Automatic collection.  We, our service providers and our third-party partners may automatically log information about you, your computer or mobile device, and your activity over time on the Services and other online services, such as:

  • Device data, such as your computer or mobile device operating system type and version number, manufacturer and model, browser type, screen resolution, IP address, unique identifiers, MAC addresses, general location information (such as city or state), and precise geolocation (if you permit our Services to access it from your device settings).
  • Online activity data, such as the website you visited before browsing to our website, pages or screens you viewed on the Services, how long you spent on a page or screen, navigation paths between pages or screens, information about your activity on a page or screen, access times, and duration of access.
  • Location data, such as when you enter certain retail centers using Wi-Fi technologies with a Wi-Fi enabled mobile device or when you authorize your mobile device to access your location while using the Services.
  • Security data, such as information collected by keycard scanners or security cameras about your use of our offices or facilities.

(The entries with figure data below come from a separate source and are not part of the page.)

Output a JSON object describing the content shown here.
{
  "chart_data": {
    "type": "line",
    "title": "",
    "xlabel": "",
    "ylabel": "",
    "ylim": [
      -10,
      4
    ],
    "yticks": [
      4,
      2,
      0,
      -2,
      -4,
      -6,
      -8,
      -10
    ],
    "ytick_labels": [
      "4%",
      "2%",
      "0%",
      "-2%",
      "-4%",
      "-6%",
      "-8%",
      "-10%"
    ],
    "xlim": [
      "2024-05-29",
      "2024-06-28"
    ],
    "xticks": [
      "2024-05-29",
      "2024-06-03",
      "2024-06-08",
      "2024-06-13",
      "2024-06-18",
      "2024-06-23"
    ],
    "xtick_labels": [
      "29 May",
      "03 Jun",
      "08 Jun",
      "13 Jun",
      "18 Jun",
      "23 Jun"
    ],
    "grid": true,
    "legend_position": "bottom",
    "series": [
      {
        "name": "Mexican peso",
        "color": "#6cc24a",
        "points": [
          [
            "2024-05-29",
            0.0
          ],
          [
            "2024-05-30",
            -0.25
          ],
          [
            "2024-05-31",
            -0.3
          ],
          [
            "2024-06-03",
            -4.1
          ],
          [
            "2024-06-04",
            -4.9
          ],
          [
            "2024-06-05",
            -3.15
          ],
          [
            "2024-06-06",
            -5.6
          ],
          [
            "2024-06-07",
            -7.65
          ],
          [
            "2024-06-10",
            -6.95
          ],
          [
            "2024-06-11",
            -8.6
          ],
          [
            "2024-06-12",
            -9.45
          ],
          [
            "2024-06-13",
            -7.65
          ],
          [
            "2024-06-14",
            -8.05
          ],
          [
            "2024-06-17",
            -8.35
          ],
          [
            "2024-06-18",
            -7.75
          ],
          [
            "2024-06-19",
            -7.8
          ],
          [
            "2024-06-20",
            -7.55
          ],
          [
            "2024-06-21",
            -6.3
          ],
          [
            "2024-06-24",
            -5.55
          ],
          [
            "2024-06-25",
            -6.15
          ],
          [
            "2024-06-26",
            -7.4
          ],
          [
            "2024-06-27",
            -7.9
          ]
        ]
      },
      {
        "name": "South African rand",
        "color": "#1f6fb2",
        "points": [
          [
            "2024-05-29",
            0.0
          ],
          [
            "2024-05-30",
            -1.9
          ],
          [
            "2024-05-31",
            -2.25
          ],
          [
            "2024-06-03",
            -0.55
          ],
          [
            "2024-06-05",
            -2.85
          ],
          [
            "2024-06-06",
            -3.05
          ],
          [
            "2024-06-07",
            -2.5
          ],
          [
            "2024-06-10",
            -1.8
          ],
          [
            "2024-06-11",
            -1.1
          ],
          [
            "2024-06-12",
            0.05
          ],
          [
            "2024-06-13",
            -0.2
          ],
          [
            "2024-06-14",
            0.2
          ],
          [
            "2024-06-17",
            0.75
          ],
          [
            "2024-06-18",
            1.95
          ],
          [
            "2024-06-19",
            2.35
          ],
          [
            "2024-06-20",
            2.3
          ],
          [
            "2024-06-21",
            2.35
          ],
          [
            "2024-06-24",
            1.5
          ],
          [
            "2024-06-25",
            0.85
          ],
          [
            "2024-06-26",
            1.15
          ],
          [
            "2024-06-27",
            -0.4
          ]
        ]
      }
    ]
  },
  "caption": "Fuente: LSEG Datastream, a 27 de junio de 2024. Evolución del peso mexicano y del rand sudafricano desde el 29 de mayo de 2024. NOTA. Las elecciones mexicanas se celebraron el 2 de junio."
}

Cookies and similar technologies.  Some of our automatic data collection is facilitated by the following technologies:

  • Cookies, which are small data files placed on your computer when you visit a site.  We may set cookies when you use the Services to track user trends and patterns, help you navigate between pages efficiently, remember your preferences and generally improve your browsing experience.  Cookies used on our sites include both “session cookies” that are deleted when a session ends, “persistent cookies” that remain longer, “first party” cookies that we place and “third party” cookies that our third-party business partners and service providers place.
  • Local storage technologies, like HTML5, that provide cookie-equivalent functionality but can store larger amounts of data on your device outside of your browser in connection with specific applications.
  • Web beacons, also known as pixel tags or clear GIFs, which are used to demonstrate that a webpage or email was accessed or opened, or that certain content was viewed or clicked.
  • Communication interaction data, such as your interactions with our email, text or other communications (e.g., whether you open or forward emails) – we may do this through use of pixel tags (which are also known as clear GIFs), which may be embedded invisibly in our emails.

Data About Others.  Users of the Services may have the opportunity to refer friends or other contacts to us and share their contact information with us. Please do not refer someone to us or share their contact information with us unless you have their permission to do so.

Third-party sources. We may combine personal information we receive from you with personal information we obtain from other sources, such as:

  • Data providers, such as information services and data licensors.
  • Public sources, such as such as government agencies, public records, social media platforms, and other publicly available sources.
  • Business partners, such as joint marketing partners and event co-sponsors.
  • Service providers that provide services on our behalf or help us operate the Service or our business.
  • Business transaction partners. We may receive personal information in connection with an actual or prospective business transaction. For example, we may receive your personal information from an entity we acquire or are acquired by, a successor, or assignee or any party involved in a business transaction such as a merger, acquisition, sale of assets, or similar transaction, and/or in the context of an insolvency, bankruptcy, or receivership.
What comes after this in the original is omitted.